Diamond Point – AHVA Koerner Artist in Residence 2022



Diamond Point, wəɬ m̓i ct q̓pəθət tə ɬniməɬ, 2020, lamppost banners installed along Main Mall as part of Soundings: An Exhibition in Five Parts (September 6-December 6, 2020) at the Morris and Helen Belkin Art Gallery, University of British Columbia. Photo: Rachel Topham Photography.

The Department of Art History, Visual Art and Theory (AHVA) at the University of British Columbia is pleased to announce Diamond Point (Musqueam) as the new Koerner Artist in Residence. During her residency (September 1 to December 31, 2022), Point will be working in a studio at the Audain Art Centre, present work as part of the Faculty and Staff Exhibition at the AHVA Gallery, and give a public artist talk on her work on October 19, 2022 at 5:30 p.m. in Lasserre 104.

“What appeals to me most about the residency is the opportunity to connect with myself as an artist and Musqueam person. Being at UBC, in proximity to my home community, it feels like home. The residency will provide opportunities to convey, to faculty, students, and the UBC community, the longstanding history and connections that Musqueam people have to this territory. Any opportunity to teach this and to bring aspects of history and language into awareness, through my work, is what drives me as an artist.”

Diamond Point is an artist and educator. She was born and raised on the Musqueam First Nation, and is currently based in Ladner. She is a graduate of UBC’s Indigenous Teacher Education Program in the Faculty of Education, and leads Indigenous governance learning at West Point Grey Academy as the Indigenous Education Coordinator. Point has been involved with numerous cultural mentorship programs, such as the Native Youth Program at the Museum of Anthropology, Gathering Our Voices workshops, and, more recently, a Canoe Awakening Ceremony with Delta School District. At West Point Grey Academy, Point teaches Contemporary Indigenous Studies 12 and Social Studies 10.

Point’s recent projects have often been site-specific and developed for installation in the public sphere, reaching broad audiences. Her works incorporate Musqueam and Coast Salish design elements passed down from her ancestors since time immemorial, while addressing issues of territorial justice and protocols that continue to the present day.
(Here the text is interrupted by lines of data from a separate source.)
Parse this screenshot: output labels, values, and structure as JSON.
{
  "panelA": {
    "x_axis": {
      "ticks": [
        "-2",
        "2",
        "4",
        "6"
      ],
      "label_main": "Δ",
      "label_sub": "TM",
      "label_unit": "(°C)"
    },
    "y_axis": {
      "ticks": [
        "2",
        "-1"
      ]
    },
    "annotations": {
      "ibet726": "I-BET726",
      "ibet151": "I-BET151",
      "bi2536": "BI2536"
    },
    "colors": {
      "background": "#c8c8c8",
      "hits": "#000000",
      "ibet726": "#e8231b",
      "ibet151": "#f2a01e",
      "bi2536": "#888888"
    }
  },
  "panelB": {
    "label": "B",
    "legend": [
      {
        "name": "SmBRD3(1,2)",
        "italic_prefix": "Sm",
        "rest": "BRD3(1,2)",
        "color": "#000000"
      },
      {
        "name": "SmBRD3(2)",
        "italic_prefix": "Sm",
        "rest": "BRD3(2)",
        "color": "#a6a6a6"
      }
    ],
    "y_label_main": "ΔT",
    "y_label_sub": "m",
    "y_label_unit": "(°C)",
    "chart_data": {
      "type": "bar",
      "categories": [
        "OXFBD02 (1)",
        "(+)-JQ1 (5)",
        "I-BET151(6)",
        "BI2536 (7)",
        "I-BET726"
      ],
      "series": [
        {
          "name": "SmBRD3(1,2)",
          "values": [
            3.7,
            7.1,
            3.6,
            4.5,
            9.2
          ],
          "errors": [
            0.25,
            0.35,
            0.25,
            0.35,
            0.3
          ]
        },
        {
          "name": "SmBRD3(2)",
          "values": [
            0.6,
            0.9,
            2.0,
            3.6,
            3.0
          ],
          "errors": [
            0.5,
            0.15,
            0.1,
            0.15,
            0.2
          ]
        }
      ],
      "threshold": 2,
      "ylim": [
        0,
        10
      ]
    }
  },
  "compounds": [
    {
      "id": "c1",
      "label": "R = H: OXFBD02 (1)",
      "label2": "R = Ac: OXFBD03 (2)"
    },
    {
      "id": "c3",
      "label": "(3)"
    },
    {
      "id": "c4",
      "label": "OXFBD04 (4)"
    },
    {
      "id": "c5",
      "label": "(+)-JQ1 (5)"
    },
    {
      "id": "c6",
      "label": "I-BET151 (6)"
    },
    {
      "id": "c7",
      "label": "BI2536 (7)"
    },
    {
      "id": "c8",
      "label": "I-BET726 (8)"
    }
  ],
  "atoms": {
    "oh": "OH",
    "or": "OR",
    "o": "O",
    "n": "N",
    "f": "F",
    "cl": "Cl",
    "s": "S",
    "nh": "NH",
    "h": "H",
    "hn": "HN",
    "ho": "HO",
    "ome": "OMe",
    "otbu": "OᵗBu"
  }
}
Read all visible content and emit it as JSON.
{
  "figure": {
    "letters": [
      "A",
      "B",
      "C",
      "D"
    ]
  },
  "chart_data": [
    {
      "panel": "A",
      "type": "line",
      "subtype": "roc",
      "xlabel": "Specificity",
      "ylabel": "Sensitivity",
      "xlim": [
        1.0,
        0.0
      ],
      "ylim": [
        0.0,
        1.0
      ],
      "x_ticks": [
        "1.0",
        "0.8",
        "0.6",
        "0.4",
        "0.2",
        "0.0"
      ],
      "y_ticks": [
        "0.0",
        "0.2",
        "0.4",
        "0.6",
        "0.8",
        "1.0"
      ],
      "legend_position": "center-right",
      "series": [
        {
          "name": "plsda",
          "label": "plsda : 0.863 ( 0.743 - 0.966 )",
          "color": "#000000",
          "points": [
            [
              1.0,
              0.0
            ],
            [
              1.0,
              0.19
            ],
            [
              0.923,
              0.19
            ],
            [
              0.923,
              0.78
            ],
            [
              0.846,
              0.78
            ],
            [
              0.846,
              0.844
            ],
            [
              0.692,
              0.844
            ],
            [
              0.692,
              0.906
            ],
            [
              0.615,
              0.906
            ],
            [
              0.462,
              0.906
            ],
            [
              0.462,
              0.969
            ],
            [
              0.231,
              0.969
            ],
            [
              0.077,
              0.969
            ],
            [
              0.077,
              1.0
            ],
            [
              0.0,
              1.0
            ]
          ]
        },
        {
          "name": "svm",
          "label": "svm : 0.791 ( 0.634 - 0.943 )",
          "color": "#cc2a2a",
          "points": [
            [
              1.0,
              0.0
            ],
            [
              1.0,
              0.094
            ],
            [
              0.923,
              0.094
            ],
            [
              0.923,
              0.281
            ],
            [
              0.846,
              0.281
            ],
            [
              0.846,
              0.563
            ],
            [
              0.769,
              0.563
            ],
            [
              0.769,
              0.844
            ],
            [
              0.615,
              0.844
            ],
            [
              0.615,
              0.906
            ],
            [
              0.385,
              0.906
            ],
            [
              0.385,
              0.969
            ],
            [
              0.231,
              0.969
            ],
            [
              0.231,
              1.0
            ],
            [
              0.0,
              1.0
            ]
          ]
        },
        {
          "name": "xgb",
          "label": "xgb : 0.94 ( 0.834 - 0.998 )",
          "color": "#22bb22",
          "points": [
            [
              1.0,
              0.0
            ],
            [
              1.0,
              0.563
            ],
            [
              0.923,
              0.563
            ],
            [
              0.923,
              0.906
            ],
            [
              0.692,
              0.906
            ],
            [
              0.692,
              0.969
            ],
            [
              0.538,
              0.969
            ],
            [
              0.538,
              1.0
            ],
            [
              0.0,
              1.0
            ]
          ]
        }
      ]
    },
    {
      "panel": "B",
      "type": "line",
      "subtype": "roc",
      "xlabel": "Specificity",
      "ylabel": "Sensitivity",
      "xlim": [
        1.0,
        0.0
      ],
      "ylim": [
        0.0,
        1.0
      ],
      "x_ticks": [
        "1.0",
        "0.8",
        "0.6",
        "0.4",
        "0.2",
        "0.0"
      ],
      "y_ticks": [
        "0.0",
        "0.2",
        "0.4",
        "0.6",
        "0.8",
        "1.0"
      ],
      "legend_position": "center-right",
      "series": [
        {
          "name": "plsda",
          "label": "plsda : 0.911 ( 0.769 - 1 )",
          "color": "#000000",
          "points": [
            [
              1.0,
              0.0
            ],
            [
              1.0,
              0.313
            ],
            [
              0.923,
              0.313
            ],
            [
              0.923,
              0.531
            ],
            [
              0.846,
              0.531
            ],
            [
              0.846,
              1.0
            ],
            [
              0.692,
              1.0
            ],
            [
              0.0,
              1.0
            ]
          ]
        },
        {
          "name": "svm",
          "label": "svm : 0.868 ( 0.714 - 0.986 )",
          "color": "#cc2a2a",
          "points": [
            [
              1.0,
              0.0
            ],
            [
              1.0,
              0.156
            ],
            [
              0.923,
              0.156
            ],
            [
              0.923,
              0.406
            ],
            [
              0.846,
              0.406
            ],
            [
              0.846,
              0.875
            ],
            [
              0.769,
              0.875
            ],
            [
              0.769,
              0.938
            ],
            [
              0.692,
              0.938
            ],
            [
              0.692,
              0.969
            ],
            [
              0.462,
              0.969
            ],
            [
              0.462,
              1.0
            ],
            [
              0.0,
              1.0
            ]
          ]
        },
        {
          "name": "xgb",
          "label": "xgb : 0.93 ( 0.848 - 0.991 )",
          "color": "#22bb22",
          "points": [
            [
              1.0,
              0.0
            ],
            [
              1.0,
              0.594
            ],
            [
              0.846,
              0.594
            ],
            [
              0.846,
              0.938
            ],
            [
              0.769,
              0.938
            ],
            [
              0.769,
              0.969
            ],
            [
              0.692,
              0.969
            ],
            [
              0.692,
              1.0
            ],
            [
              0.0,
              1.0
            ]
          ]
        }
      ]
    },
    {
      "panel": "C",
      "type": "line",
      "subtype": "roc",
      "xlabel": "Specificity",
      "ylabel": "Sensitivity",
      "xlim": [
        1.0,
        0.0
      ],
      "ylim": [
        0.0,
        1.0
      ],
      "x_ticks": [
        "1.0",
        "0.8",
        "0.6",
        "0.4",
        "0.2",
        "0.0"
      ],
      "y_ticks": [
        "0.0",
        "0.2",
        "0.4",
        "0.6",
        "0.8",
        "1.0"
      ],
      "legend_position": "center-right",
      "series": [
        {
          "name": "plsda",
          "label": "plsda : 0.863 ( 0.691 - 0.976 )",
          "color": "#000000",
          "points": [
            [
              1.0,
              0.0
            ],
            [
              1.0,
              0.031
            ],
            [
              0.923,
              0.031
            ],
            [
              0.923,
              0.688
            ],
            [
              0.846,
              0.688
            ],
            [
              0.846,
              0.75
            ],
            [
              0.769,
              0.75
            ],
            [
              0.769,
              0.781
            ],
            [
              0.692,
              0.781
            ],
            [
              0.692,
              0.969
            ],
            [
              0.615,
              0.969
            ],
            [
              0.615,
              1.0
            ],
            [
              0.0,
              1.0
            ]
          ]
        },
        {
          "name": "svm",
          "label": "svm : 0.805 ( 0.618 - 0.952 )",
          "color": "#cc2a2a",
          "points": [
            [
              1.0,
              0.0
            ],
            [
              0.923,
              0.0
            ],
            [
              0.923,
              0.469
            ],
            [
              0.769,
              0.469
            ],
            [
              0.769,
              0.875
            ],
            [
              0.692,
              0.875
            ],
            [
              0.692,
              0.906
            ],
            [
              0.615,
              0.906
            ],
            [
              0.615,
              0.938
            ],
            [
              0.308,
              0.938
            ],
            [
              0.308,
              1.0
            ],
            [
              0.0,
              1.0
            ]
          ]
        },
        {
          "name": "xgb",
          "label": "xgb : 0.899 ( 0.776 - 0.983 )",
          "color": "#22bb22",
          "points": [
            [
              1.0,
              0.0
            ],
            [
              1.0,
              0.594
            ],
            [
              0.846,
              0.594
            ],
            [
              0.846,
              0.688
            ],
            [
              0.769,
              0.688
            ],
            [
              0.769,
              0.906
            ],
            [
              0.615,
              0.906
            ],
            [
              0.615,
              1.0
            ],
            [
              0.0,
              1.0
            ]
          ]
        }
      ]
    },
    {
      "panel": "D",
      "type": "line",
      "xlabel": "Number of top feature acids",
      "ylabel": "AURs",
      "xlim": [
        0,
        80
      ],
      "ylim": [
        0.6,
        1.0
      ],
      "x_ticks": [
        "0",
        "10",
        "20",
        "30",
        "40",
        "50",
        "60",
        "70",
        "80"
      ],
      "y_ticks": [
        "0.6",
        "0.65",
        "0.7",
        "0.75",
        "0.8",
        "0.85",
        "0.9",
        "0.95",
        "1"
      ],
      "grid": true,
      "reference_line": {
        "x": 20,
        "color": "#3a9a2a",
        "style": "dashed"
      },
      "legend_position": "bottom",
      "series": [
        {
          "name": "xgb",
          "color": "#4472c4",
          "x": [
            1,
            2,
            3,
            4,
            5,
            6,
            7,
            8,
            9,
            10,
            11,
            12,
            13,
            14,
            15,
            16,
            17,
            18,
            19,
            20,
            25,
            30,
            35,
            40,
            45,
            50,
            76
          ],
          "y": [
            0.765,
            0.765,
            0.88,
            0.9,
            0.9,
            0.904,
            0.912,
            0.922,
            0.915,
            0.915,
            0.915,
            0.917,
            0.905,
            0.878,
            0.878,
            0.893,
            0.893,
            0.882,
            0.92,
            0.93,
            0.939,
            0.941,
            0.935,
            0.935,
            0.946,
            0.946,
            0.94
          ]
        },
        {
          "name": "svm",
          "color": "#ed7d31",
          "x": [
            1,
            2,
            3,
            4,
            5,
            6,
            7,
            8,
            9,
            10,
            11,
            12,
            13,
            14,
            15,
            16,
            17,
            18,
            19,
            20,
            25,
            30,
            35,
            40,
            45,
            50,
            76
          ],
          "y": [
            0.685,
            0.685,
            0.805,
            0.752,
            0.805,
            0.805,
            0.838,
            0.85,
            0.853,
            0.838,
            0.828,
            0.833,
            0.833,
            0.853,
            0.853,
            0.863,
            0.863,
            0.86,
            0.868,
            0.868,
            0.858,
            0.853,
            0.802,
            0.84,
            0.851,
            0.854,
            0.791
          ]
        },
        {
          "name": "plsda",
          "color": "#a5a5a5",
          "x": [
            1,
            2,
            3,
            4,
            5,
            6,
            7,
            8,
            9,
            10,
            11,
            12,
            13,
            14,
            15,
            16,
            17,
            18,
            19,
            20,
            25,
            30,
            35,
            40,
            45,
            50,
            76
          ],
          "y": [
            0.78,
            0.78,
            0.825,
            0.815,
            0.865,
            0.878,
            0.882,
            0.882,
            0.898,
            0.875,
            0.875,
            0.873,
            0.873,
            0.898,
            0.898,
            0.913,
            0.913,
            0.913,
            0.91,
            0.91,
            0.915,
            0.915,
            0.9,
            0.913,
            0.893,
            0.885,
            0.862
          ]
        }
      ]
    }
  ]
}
Point’s recent public banner work, wəɬ m̓i ct q̓pəθət tə ɬniməɬ, was exhibited as part of the exhibition Soundings at the Morris and Helen Belkin Art Gallery in 2020, and remained in place until September 2022. The banners were hung in a sequence on the lampposts along UBC’s Main Mall from James Hart’s Reconciliation Pole to the plaza just beyond the Belkin Gallery. Incorporating the visual motifs of raised canoe paddles, the work harkened the traditional protocol of visitors to the land identifying themselves and awaiting permission and welcome before coming ashore.

Diamond Point’s work has been recently exhibited at the Museum of Anthropology, Totem Park Residences, Patagonia Vancouver, Vancouver Art Gallery, Vancouver Mural Festival, Morris and Helen Belkin Art Gallery, and Capture Photography Festival.

The Koerner Artist in Residence Program in the Department of Art History, Visual Art and Theory is made possible by the generous support of the Koerner Foundation and a private BC-based foundation. Past Koerner Artists in Residence were Germaine Koh, Stan Douglas, and Marianne Nicolson.